Heyete, çevrecilerin yayına geri döndüğünde yeniden açıklama yapan Murat Çepni hiçbir çalışmanın olmadığının kendilerine aktarıldığını fakat inşaat makineleri ve işçilerin alanda olduğuna dikkat çekti. Çepni, “Mahkeme kararı şunu söylemiş oldu: Burası inşaat aşanı değil burası milli parktır. Bu kararın Türkçesi bu. O zaman milli parklarda bu görüntülerin olmaması lazım. Burayı bu hale getirenler hemen hızlıca burayı tahliye etmeli ve buranın olabileceği kadar rehabilite edilmesine çalışmaları lazım. Ayrıca bu halktan da özür dilemeleri lazım. Burada gözaltına alınan arkadaşlarımızdan özür dilenmesi lazım ve biz bunda sonra da bunu takip edeceğiz. Bugün resmi olarak milletvekilimizle de birlikte bunu görmüş olduk ve şunu duymuş olduk: Burada mahkeme kararından sonra hiçbir çalışma olmayacak” dedi.
ERBAY: “İNŞAAT DEVAM EDERSE SEÇİLMİŞ VEKİLLER OLARAK GEREKLİ TAKİBİ YAPARIZ, YARGININ DA GEREKENİ YAPMASI LAZIM”
Gerekli görüntülerin ellerinde olduğunu ifade eden Erbay ise, “Kepçesinden tutun mantolama aşamasını da görmüş olduk hala da görüyoruz. Mahkeme kararı nettir oradadır. Güvenlik görevlisi amirinin de açık beyanı bu şeklide, bu saatten sonra Herhangi bir çalışma yapılmayacak.
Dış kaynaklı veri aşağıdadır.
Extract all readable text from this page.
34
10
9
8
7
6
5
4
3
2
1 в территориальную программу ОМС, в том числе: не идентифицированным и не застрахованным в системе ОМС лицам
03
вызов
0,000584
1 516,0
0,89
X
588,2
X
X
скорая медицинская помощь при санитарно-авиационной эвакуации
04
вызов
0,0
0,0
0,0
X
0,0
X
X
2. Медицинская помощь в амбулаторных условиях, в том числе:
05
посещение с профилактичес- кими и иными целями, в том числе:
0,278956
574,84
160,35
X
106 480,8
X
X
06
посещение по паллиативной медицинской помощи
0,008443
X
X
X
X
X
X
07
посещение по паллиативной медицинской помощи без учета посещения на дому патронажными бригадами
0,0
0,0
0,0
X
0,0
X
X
Bu beyanı kayıt altına aldık.
Eğer herhangi bir şeklide, biz sürekli burada deliliz ama, bölge halkı olarak sizler herhangi bir şeklide kepçenin çalıştığını ya da herhangi bir çalışmanı olduğu nu gördüğünüz an, gözaltı da olmaması temennimiz tabii ki, yine geliriz ve gerekli takibi seçilmiş vekiller olarak yaparız. Tabi bir de biz değil yargının da gerekeni yapması lazım.
Herhangi bir çalışma yapılıyorsa suç işleneceğini burada beyan etmiş olduk, kendilerine ilettik. Burada bir çalışma olursa bu saatten sonra suçtur. Onun bir parçası olmayacaklarını, olamamaları gerektiğini, hapis cezasına kadar gideceğiniz söyledik. Daha önce takip ettiğimiz gibi bundan sonra da takip edeceğiz” ifadelerini kullandı.
HALİME ŞAMAN: “MAHKEME AŞAMASINDA OLMAYAN 3’ÜNCÜ ETABIN TEMELLERİ MÜHÜRLEME İŞLEMİ ESNASINDA ATILDI”
Halime Şaman ise şirketin ÇED başvurusu sırasında hazırladığı Proje Tanıtım Dosyası’nda yer alamayan projenin 3’üncü etabının temellerinin mühürleme işlemi esnasında atıldığını ifade etti: “Proje Tanıtım Dosyası’nda olmayan, mahkeme aşamasında dahi olmayan 3’üncü etabın temelleri mühürleme işlemi esnasında atıldı. Bu da izim ayıbımız olarak bir kenarda bulunsun. Tekrar ediyorum. İnşaat mühürlüyken 3’üncü etabın temelleri atıldı.”
UFUK BEYTEKİN: “BU İNŞAATIN KANUNLARA UYGUN OLARAK DURDURULMASI İÇİN MÜCADELEMİZE DEVAM EDECEĞİZ”
Ufuk Beytekin ise yaptığı konuşmada, binaların çevresindeki iskelelerin daha önce olmadığını, yeni kurulduğunu ve açık bir şeklide mantolama çalışması yapıldığını söyleyerek, “Zaten şöyle bir şey var, kim ne derse desin biz bu inşaatın görüntülerini alıyoruz her aksam. İçeriden arabayla, otobüsle boşaltıyorlar, ama aynı plakalı araçla içeriye işçi sokuyorlar. Yani kimse kimseyi kandırmasın. Bizim amacımız kanunların uygulanması. Bunu sağlamak için, bize destek vermek için bugün buraya gelen vekillerimize ve il başkanlarımıza teşekkür ediyoruz. Bu inşaatın kanunlara uygun olarak durdurulması için mücadelemize devam edeceğiz. Buna inanabilirsiniz” ifadelerini kullandı.